Correctly sizing an electric motor for a hydraulic power unit is a straightforward procedure. And if load pressure and flow remain fairly constant, determining the power requirement is relatively simple by using the familiar equation:

hp = (q × p) ÷ (1714 × EM)

q is flow, gpm (and accounts for the pump's volumetric efficiency)
p is system pressure at full load, psi, and
EM is the pump's mechanical efficiency

For example, assume an application requires a flow of 13.7 gpm at a maximum pressure of 2000 psi, and with a pump efficiency of 0.80. From the equation above:

hp = (13.7 × 2000) ÷ (1714 × 0.80) = 20 hp.

It may seem that an internal-combustion engine as the prime mover would have the same power rating as an electric motor. However, the general rule of thumb is to specify an internal-combustion engine with a power rating 2½ times that of an equivalent electric motor. This is due to the fact that internal combustion engines have different torque-speed relationships than electric motors do. Examining the different torque characteristics will provide the understanding to make a choice based on solid reasoning — rather than putting faith in a rule of thumb.

Pump torque requirements

 Power, of course, is the combination of torque and rotational speed. A pump's torque requirement is the main factor that determines whether a motor or engine is suitable for an application. Speed is less critical, because if a pump runs slowly, it will still pump fluid. However, if the prime mover does not develop enough torque to drive the pump, the pump will not produce any output flow.

To determine the torque required by a hydraulic pump, use the following equation:

T = (p × D) ÷ (6.28 × 12 x EM)

T is torque, lb-ft, and
D is displacement, in.3/revolution

Pump displacement is provided in manufacturer's literature. Continuing with the example introduced at left, if the pump has a displacement of 1.75 in.3/rev., required torque is calculated as follows:

T = (2000 × 1.75) ÷ (75.36 x 0.80)
T = 58 lb-ft

Torque can also be calculated using the familiar horsepower equation:

hp = T × (n ÷ 5250)

n is shaft speed, rpm.

Substituting values from the example:

20 = T × (1800 ÷ 5250)

T = 58 lb-ft.

Electric motor torque signature

To understand the differences in power characteristics between an electric motor and internal-combustion engine, we'll first examine characteristics of a standard 3-phase electric motor. Figure 2 shows the torque-speed relationship of a 20 hp, 1800 rpm, NEMA Design B motor. Upon receiving power, the motor develops an initial, locked-rotor torque, and the rotor turns. As the rotor accelerates, torque decreases slightly, then begins to increase as the rotor accelerates beyond about 400 rpm. This dip in the torque curve generally is referred to as the pull-up torque. Torque eventually reaches a maximum value at around 1500 rpm, which is the motor's break-down torque. As rotor speed increases beyond this point, torque applied to the rotor decreases sharply. This is know as the running torque, which becomes the full-load torque when the motor is running at its rated full-load speed — usually 1725 or 1750 rpm.

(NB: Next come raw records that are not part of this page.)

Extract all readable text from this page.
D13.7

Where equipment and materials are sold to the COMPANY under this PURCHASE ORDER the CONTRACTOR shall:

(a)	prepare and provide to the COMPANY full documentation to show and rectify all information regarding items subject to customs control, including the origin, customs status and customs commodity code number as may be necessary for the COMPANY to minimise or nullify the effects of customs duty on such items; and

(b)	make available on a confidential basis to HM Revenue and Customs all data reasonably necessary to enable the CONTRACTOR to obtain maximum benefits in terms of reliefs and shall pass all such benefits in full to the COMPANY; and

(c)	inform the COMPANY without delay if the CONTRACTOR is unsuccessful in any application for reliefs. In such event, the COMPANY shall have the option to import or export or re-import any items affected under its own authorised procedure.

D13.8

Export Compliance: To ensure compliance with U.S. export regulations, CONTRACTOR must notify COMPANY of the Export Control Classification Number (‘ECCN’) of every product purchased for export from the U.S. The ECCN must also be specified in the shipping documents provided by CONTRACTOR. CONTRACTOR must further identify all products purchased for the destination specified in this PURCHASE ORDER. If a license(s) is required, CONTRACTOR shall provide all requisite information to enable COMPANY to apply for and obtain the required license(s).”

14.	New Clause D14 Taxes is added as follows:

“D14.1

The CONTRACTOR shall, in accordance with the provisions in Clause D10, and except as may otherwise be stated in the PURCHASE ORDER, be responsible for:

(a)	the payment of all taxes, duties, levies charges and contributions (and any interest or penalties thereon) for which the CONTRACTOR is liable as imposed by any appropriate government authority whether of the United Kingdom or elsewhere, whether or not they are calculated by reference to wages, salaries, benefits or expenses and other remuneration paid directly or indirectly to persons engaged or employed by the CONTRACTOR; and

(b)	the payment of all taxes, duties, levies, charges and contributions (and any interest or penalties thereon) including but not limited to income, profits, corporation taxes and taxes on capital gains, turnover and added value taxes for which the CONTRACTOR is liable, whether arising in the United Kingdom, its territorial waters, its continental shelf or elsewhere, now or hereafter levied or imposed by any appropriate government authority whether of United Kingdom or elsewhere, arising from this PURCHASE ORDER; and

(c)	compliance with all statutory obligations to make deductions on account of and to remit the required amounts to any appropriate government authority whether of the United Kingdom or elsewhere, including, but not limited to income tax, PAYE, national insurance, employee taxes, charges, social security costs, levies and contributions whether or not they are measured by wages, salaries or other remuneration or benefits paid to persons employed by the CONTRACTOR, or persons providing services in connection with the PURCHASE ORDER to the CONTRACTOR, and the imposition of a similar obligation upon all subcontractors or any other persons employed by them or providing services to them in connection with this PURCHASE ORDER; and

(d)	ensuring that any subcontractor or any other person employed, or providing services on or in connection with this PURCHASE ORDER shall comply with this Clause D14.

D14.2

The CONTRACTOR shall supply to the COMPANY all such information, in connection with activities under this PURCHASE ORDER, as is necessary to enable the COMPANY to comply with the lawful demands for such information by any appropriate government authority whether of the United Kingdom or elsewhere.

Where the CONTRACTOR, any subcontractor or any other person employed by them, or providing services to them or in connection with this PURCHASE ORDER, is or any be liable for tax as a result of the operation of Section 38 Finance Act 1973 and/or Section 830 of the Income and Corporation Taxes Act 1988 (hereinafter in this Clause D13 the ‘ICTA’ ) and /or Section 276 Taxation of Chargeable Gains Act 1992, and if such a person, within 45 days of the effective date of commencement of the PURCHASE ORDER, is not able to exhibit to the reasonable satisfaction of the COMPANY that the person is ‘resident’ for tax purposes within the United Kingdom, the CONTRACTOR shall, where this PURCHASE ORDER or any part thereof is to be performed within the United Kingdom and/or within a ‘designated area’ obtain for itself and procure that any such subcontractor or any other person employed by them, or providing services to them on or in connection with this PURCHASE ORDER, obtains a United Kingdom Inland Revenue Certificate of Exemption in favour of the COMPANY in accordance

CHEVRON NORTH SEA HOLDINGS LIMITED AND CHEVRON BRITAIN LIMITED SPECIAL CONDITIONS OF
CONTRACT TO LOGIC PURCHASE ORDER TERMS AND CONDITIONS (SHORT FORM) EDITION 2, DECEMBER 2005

The torque-speed curve for a 3600-rpm motor would look almost identical to that of the 1800-rpm motor. The difference would be that speed values would be doubled and torque values would be halved.

Common practice is to ensure that torque required from the motor will always be less than breakdown torque. Applying torque equal to or greater than breakdown torque will cause the motor's speed to drop suddenly and severely, which will tend to stall the motor and most likely burn it out. If the motor is already running, it is possible to momentarily load a motor to near its breakdown torque. But for simplicity of discussion, assume the electric motor is selected based on full-load torque.

Note that Figure 2 shows a temporary large torque excess that can provide additional muscle to drive the hydraulic pump through momentary load increases. These types of electric motors also can be run indefinitely at their rated hp plus an additional percentage based on their service factor — generally 1.15 to 1.25 (at altitudes to 3300 ft).

Catalog ratings for electric motors list their usable power at a rated speed. If the load increases, motor speed will decrease and torque will increase to a value higher than full-load torque (but less than break-down torque). So when operating the pump at 1800 rpm, the electric motor has more than enough torque in reserve to drive the pump.